Marina dei micromammiferi
Febbraio 23, 2017

Dopo un’infinita camminata attraverso le mille colline del massiccio di Kabobo, una pioggia impietosa e una discesa di oltre 1800 metri di dislivello, il 28 febbraio con le ginocchia tremanti il gruppo di Kabobo Expedition arriva nel villaggio di Bendera.
La missione è finita.
Abbiamo attraversato tutto il massiccio dal Lago Tanganika all’entroterra oltre 40 km di marcia e un’incredibile varietà di paesaggi. A una settimana dalla fine della spedizione quello che abbiamo visto rimane nel nostro ricordo come un enigma che, svelandosi un po’, non ha fatto che accrescere la nostra curiosità e la consapevolezza di quanto ancora ci sia da scoprire negli oltre 100 km di montagne che si affacciano su uno dei laghi più grandi e profondi del pianeta. In silenzio durante il viaggio e nei giorni seguenti ci prendiamo un po’ di spazio per le prime riflessioni su questo lungo mese.

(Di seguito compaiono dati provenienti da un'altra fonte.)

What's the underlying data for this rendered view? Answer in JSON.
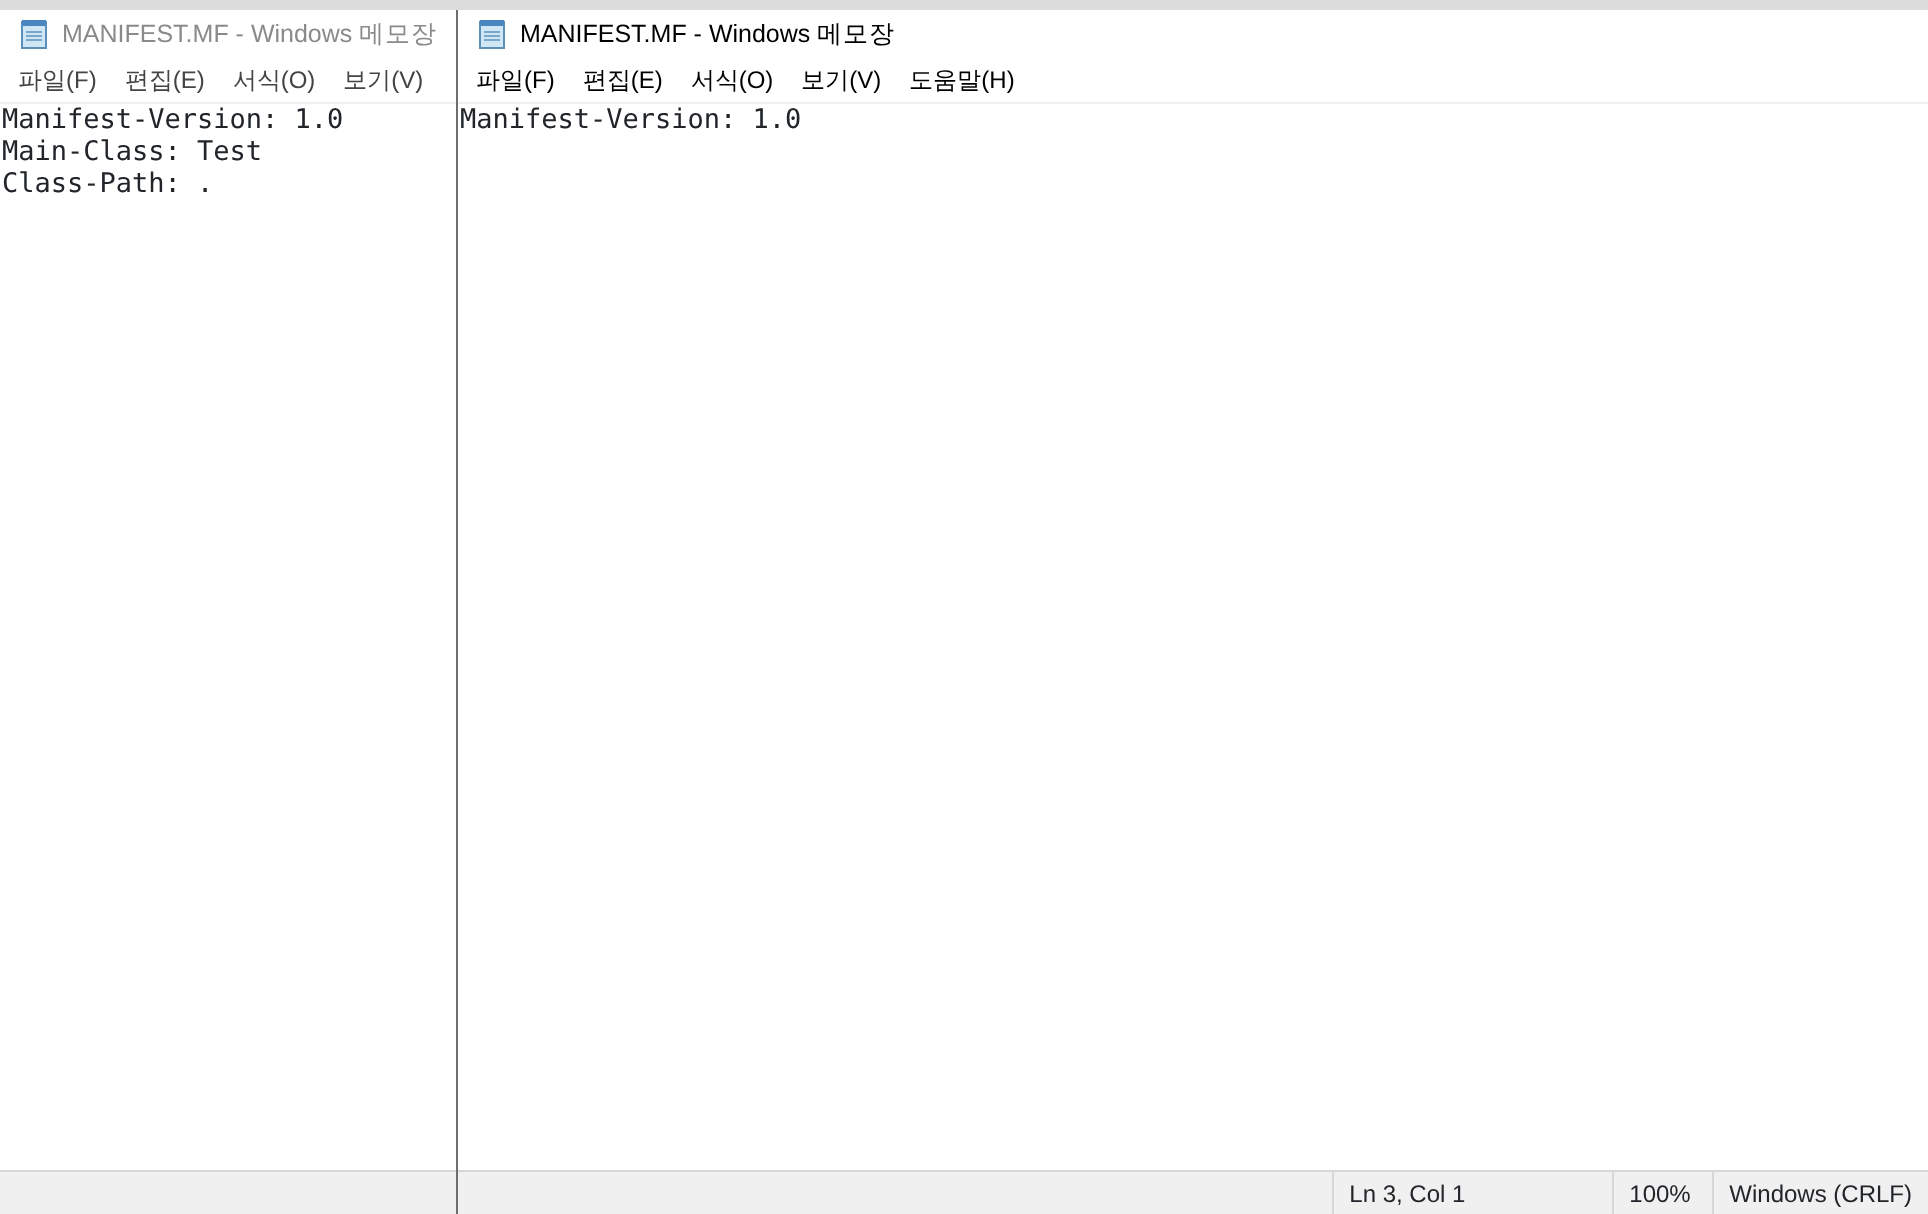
{
  "windows": [
    {
      "title": "MANIFEST.MF - Windows 메모장",
      "active": false,
      "menu": [
        "파일(F)",
        "편집(E)",
        "서식(O)",
        "보기(V)"
      ],
      "lines": [
        "Manifest-Version: 1.0",
        "Main-Class: Test",
        "Class-Path: ."
      ]
    },
    {
      "title": "MANIFEST.MF - Windows 메모장",
      "active": true,
      "menu": [
        "파일(F)",
        "편집(E)",
        "서식(O)",
        "보기(V)",
        "도움말(H)"
      ],
      "lines": [
        "Manifest-Version: 1.0"
      ],
      "status_bar": {
        "position": "Ln 3, Col 1",
        "zoom": "100%",
        "line_ending": "Windows (CRLF)"
      }
    }
  ]
}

“Che significato ha avuto questa spedizione, secondo te?” chiedo a Michele “credo che in questa fase storica ogni porzione di pianeta che riusciamo a sottrarre all’uso da parte dell’uomo sia garanzia di sostenibilità. Kabobo Expedition era uno sforzo in questo senso”. Mi chiedo, a lavori chiusi, dopo la lunga aspettativa che questa missione aveva creato in ognuno di noi, dopo la fatica organizzativa, dopo un lungo mese di imprevisti, bellezza, difficoltà e stupore quale sia l’aspetto che di più ha colpito i ricercatori protagonisti di questa avventura.
“Ho visto una delle più vaste e intatte foreste che abbia mai visto e una fauna ancora così ricca” dice Michele fra sé e sé, quasi in risposta alla mia domanda “si tratta poi di una zona circoscritta, poco utilizzata ma con enormi potenzialità, anche per un ragionato turismo di natura, se DRC riuscisse a raggiungere una buona stabilità politica per cui i Parchi fossero davvero protetti, questa zona sarebbe davvero facile da gestire e tutelare” riprende pensieroso.
Ogni volta che ho chiesto a qualcuno dello staff congolese cosa pensasse del nostro lavoro di conservazione o della possibilità che Kabobo entri a far parte del grande Parco di Ngamikka mi hanno sempre risposto “è una grande opportunità, perché porta lavoro”. Opportunità di uno stile di vita migliore: ecco la chiave che apre le porte all’appoggio della popolazione, fattore indispensabile per il buon esito di ogni azione di tutela.

“Come descriverai Kabobo ai tuoi colleghi?” chiedo ancora “parlerò di un luogo vasto e poco conosciuto, intatto e stabile, difficile, a volte ostile ma ricco e bellissimo, per quanto riguarda rettili e anfibi abbiamo solo cominciato a ‘grattare la superficie’, abbiamo esplorato diverse fasce altitudinali ognuna delle quali abbiamo scoperto contenere qualche elemento particolare o inaspettato, e questo, anziché saziarla, non ha fatto altro che aumentare la curiosità” dice sorridendo.

“Qual’è stato secondo te il contributo di Kabobo Expedition alla creazione del futuro Parco di Ngamikka?” chiedo ancora. “Di certo ogni elemento conoscitivo contribuisce a conferire nuovo valore a questa Natura e di conseguenza alle ragioni per la sua tutela. Ma in questa spedizione abbiamo puntato molto anche su un altro elemento fondamentale: la comunicazione. Il nome di Kabobo, la sua immagine, devono comparire sulle mappe e nella mente delle persone, devono diventare una realtà e trovare una propria personalità, una meta desiderata…un sogno”. Niente è più efficace di un sogno per stimolare il desiderio di protezione.

“Qual è la cosa peggiore che ti porti a casa dopo questa missione?” Michele fa una pausa prima di rispondere “la sensazione di essere, come uomini, totalmente incapaci di usare le risorse di questo pianeta, senza devastazione”.